10) Practical checklist before long runs

• Visualize 2_system/immobilized_system.gro before production simulation.

• Confirm index.ndx includes expected Anchor_* groups.

• Review [ molecules ] in system.top or system_final.top.

• If using linker/substrate/cofactor, verify their .itp files are in 0_topology/system_itp/.

• Run a short test first (for example without --ionize) to validate geometry.

11) Short software evaluation

What is strong:

• End-to-end automation (structure to GROMACS-ready system).

• Supports protein, DNA, linker, and pre-CG complex workflows.

• Early validation for incompatible flag combinations.

What to keep in mind:

• Depends on external tools (martinize2, Python2, gmx).
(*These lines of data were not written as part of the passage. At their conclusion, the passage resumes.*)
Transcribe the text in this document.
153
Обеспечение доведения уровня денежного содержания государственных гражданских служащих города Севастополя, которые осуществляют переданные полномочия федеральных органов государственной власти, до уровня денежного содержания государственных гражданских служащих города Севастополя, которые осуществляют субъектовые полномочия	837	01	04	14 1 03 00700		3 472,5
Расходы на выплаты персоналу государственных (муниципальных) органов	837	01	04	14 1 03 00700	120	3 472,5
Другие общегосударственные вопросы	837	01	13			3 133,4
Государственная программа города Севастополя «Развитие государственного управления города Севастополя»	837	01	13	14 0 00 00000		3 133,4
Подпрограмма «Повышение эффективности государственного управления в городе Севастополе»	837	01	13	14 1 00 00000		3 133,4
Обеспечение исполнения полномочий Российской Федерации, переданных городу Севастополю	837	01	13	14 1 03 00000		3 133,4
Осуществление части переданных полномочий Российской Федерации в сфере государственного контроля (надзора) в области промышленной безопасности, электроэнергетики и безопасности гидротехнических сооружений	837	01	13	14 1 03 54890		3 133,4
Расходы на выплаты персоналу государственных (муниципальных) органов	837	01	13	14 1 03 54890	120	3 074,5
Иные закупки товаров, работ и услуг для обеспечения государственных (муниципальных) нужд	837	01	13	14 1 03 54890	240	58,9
• DNA path still depends on martinize-dna.py (Python2 ecosystem).

• --freeze-water-seed is active in the current implementation and controls the stochastic water-to-WF selection when --freeze-water-fraction is used.

12) Colab behavior notes

• In MartiniSurf_Protein.ipynb and MartiniSurf_DNA.ipynb, Step 6B runs grompp with -maxwarn 3.

• In MartiniSurf_DNA.ipynb, Step 6B uses the DNA short-MD protocol nvt -> deposition (NPT) -> production (NVT).

• Step 6C - View MD Result renders the stages that are actually available for the selected notebook workflow.